Junior Pultz tosses the first pitch for Yankees' Triple A club

By Joe Moskowitz
It was another summer Sunday as Charles “Junior” Pultz, his wife Elaine, and their son Terry, all of Fleischmanns, got in the car and headed to a baseball game in Pennsylvania. They go to baseball games in many places around the Northeast including Class A, the lower-level minor league games in Troy, big league games at the shrine, Yankee Stadium, and one of their favorite places, PNC Field, home of the Scranton-Wilkes Barre Rail Riders. They are the Yankees’ top farm club, one step below the major leagues. Sunday they were playing their International League rivals, the Pawtucket Red Sox and the Pultz family was going to see them play. 
But Junior Pultz got thrown a curve.
When they got to the ballpark, Junior was told that he would have to enter the ballpark through the tunnel toward the field. Then, Terry told him that he was going to throw out the ceremonial first pitch. Junior said he turned to him and said, “You must be crazy.”
At the age of 89, Pultz, for the first time in his life, threw a pitch in a professional baseball park, an incredible thrill for life-long Yankee fan.

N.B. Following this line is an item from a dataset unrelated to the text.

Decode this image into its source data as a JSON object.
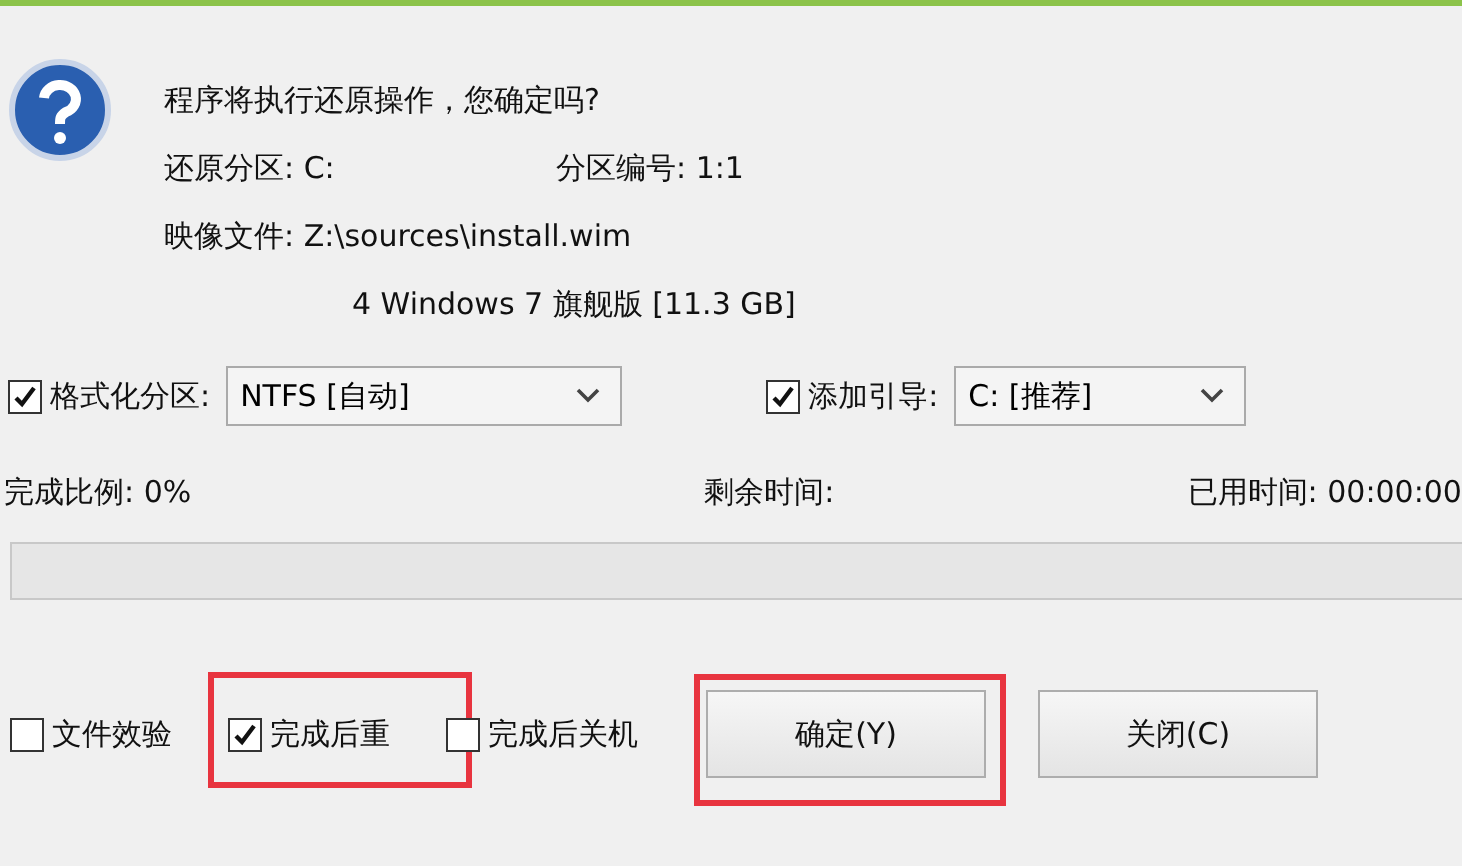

 Junior Pultz of Fleischmanns, second from left, recently threw out the ceremonial first pitch at a game for the Scranton-Wilkes Barre Red Raiders, the NY Yankees’ Triple A affiliate. At left is Junior’s son, Terry. Junior Pultz of Fleischmanns, second from left, recently threw out the ceremonial first pitch at a game for the Scranton-Wilkes Barre Red Raiders, the NY Yankees’ Triple A affiliate. At left is Junior’s son, Terry.

U.S. Navy veteran
Pultz didn’t earn the honor because he once possessed an enormous amount of baseball talent. He did play town-team ball for Fleischmanns. He stood on the mound because of something else that he did of  greater significance a long time ago. 
Junior Pultz is a World War II veteran. He served in the Navy aboard the USS Wisconsin.
He was also pitching in Pennsylvania because his son made a phone call and just asked a question. Earlier this year, Terry asked a RailRiders worker if the club ever did anything special for veterans, and he said he was assured that it does.
Last week the club called Terry and told him his dad would throw out the first pitch on Sunday.

Not letting dad know
Then Terry and his mother were faced with the big problem. How to keep this a secret? There were others in town who knew, and ideally, he would have liked his dad to have gotten in a couple of practice tosses. There would be no time to warm up before the game, and he is 89 and has missed a couple of seasons. But Terry said, “that would have ruined it. He would have refused to go.”
It is 60 feet six inches from the pitcher’s mound to home plate. Junior said his pitch made it most of the way.
But, for the memories it provided the family, Junior’s pitch was just as good as a 100-mile-per-hour fastball.